In an interview for the Italian newspaper La Repubblica, Kurti condemned Russia’s invasion of Ukraine and its destabilising approach in other neighbouring countries like Moldova and Georgia. He warned that Serbia’s President Aleksandar Vučić is a “Kremlin puppet who imitates Russia” in his approach in the region.

“The Soviet Union has transformed into an octopus, with the Russian Federation at its centre and its tentacles extending in Donbas, Crimea, Transnistria, South Ossetia […] The former Yugoslavia is an octopus with Serbia at its centre, a Serb entity in Bosnia, a Serbian [political] subject in Montenegro that doesn’t recognise the independence of the country, and the illegal structures in the north of Kosovo,” Kurti stated.

The prime minister drew attention to Vučić’s policy to strengthen relations with Russia while disregarding complaints from a lenient EU despite being a frontrunner to join the bloc.

“Serbia wants Europe’s money and Russia’s arms,” he said, also recalling a joint military exercise by Russia-Serbia-Belarus last year in defiance of a NATO exercise in the Western Balkans.

“Last year, Kosovo attended the largest NATO exercise – Defender Europe 2021 – with 350 soldiers. Serbia instead participated alongside Russia and Belarus in the Slavic Shield 2021,” Kurti recalled. He urged the EU and NATO to prioritise the integration of his country in both organisations to increase regional stability.

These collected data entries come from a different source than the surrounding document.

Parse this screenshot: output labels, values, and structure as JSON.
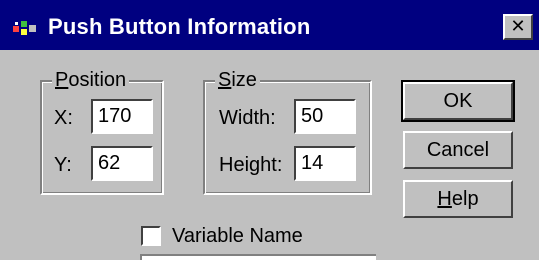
{
  "window": {
    "title": "Push Button Information",
    "close_glyph": "✕",
    "colors": {
      "titlebar": "#000080",
      "title_text": "#ffffff",
      "face": "#c0c0c0"
    }
  },
  "position": {
    "legend_accel": "P",
    "legend_rest": "osition",
    "x_label": "X:",
    "x_value": "170",
    "y_label": "Y:",
    "y_value": "62"
  },
  "size": {
    "legend_accel": "S",
    "legend_rest": "ize",
    "width_label": "Width:",
    "width_value": "50",
    "height_label": "Height:",
    "height_value": "14"
  },
  "buttons": {
    "ok": "OK",
    "cancel": "Cancel",
    "help_accel": "H",
    "help_rest": "elp"
  },
  "variable_name": {
    "label": "Variable Name",
    "checked": false
  },
  "icons": {
    "app": "app-icon",
    "close": "close-icon",
    "checkbox": "checkbox-icon"
  }
}
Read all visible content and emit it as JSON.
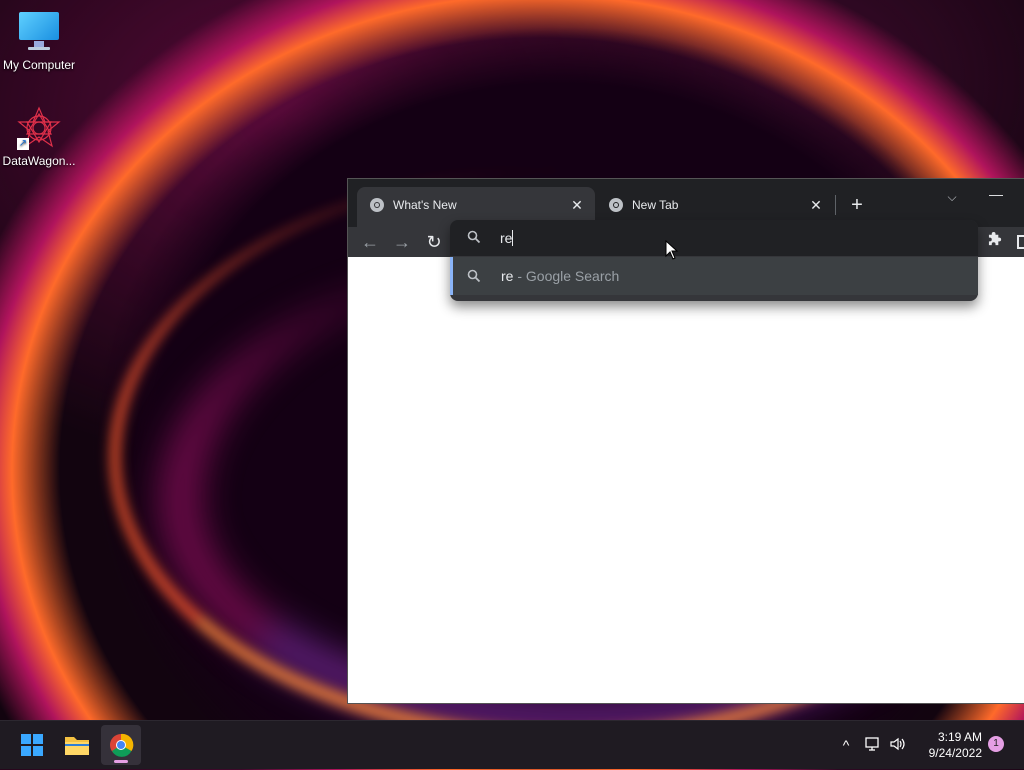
{
  "desktop": {
    "icons": [
      {
        "label": "My Computer"
      },
      {
        "label": "DataWagon..."
      }
    ]
  },
  "browser": {
    "tabs": [
      {
        "title": "What's New",
        "active": true
      },
      {
        "title": "New Tab",
        "active": false
      }
    ],
    "tab_close_glyph": "✕",
    "new_tab_glyph": "+",
    "tab_list_glyph": "⌵",
    "minimize_glyph": "—",
    "nav": {
      "back": "←",
      "forward": "→",
      "reload": "↻"
    },
    "omnibox": {
      "typed": "re",
      "suggestion": {
        "query": "re",
        "suffix": " - Google Search"
      }
    },
    "extensions_icon": "puzzle-icon"
  },
  "taskbar": {
    "apps": [
      "start-button",
      "file-explorer",
      "chrome"
    ],
    "tray": {
      "overflow": "^",
      "network": "network-icon",
      "volume": "volume-icon"
    },
    "clock": {
      "time": "3:19 AM",
      "date": "9/24/2022"
    },
    "notifications": "1"
  }
}
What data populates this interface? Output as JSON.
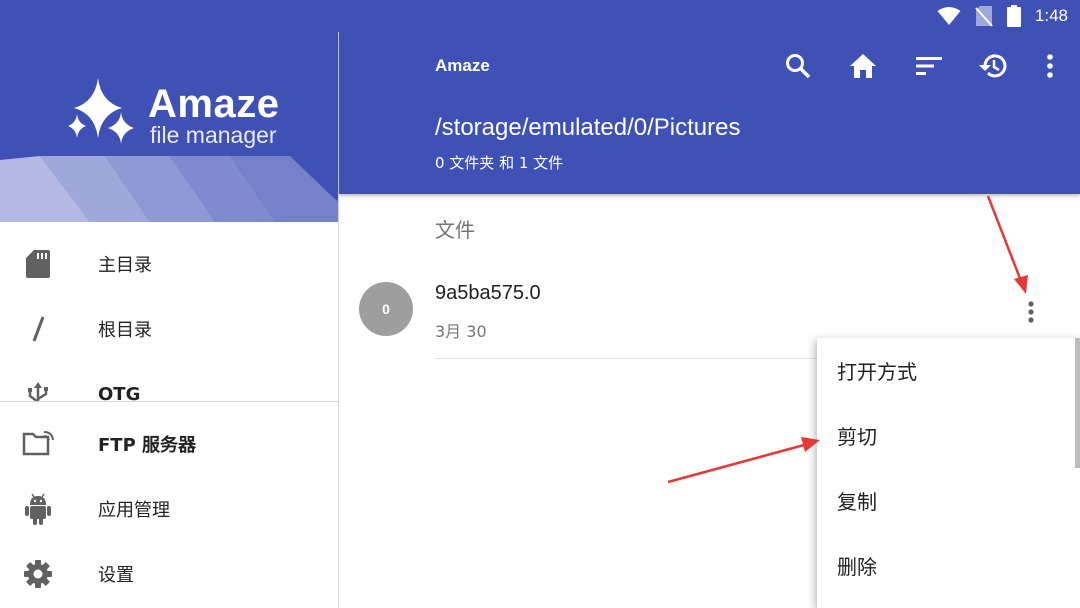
{
  "status_bar": {
    "time": "1:48",
    "icons": [
      "wifi-icon",
      "no-sim-icon",
      "battery-icon"
    ]
  },
  "drawer": {
    "brand_title": "Amaze",
    "brand_subtitle": "file manager",
    "items": [
      {
        "label": "主目录",
        "icon": "sd-card-icon"
      },
      {
        "label": "根目录",
        "icon": "slash-icon"
      },
      {
        "label": "OTG",
        "icon": "usb-icon"
      },
      {
        "label": "FTP 服务器",
        "icon": "ftp-folder-icon"
      },
      {
        "label": "应用管理",
        "icon": "android-icon"
      },
      {
        "label": "设置",
        "icon": "gear-icon"
      }
    ]
  },
  "toolbar": {
    "title": "Amaze",
    "actions": [
      "search-icon",
      "home-icon",
      "sort-icon",
      "history-icon",
      "more-vert-icon"
    ],
    "path": "/storage/emulated/0/Pictures",
    "summary": "0 文件夹 和 1 文件"
  },
  "content": {
    "section_header": "文件",
    "files": [
      {
        "avatar_text": "0",
        "name": "9a5ba575.0",
        "date": "3月 30"
      }
    ]
  },
  "popup_menu": {
    "items": [
      "打开方式",
      "剪切",
      "复制",
      "删除"
    ]
  },
  "colors": {
    "primary": "#3f51b5",
    "annotation": "#e53935",
    "avatar": "#9e9e9e"
  }
}
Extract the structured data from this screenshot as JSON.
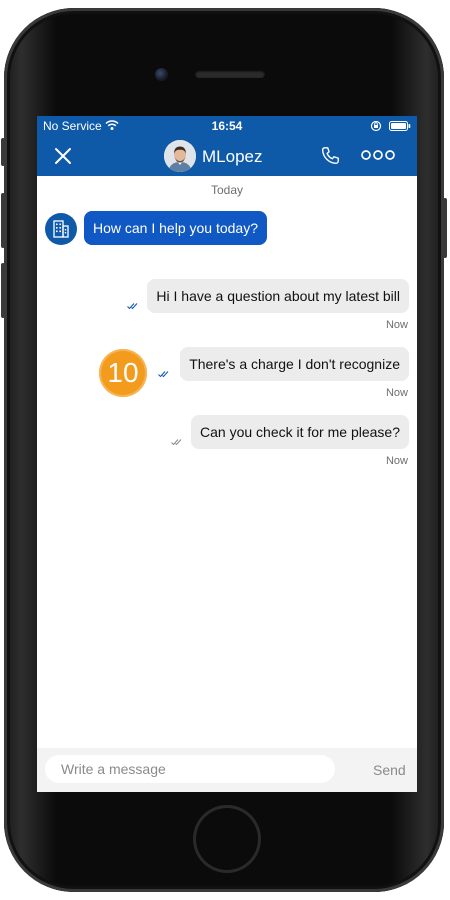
{
  "status_bar": {
    "carrier": "No Service",
    "time": "16:54",
    "icons": [
      "wifi-icon",
      "orientation-lock-icon",
      "battery-icon"
    ]
  },
  "header": {
    "contact_name": "MLopez",
    "icons": [
      "close-icon",
      "phone-icon",
      "more-icon"
    ]
  },
  "chat": {
    "date_label": "Today",
    "messages": [
      {
        "direction": "incoming",
        "text": "How can I help you today?"
      },
      {
        "direction": "outgoing",
        "text": "Hi I have a question about my latest bill",
        "time": "Now",
        "status_icon": "double-check-icon"
      },
      {
        "direction": "outgoing",
        "text": "There's a charge I don't recognize",
        "time": "Now",
        "status_icon": "double-check-icon"
      },
      {
        "direction": "outgoing",
        "text": "Can you check it for me please?",
        "time": "Now",
        "status_icon": "double-check-icon"
      }
    ]
  },
  "annotation": {
    "step_number": "10"
  },
  "composer": {
    "placeholder": "Write a message",
    "send_label": "Send"
  },
  "colors": {
    "header_blue": "#0f5aa8",
    "incoming_bubble": "#1058c4",
    "outgoing_bubble": "#ececec",
    "badge_orange": "#f39b1d"
  }
}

Serbia decided to not to condemn the Russian invasion of Ukraine and refused to impose sanctions on Russia despite its obligation to align its foreign and security polity to that of the EU before it becomes a member. Following EU pressure, it agreed to sign a UN resolution condemning the Russian aggression, but at home, Vučić downplayed the signature and has never explicitly condemned Russia in public.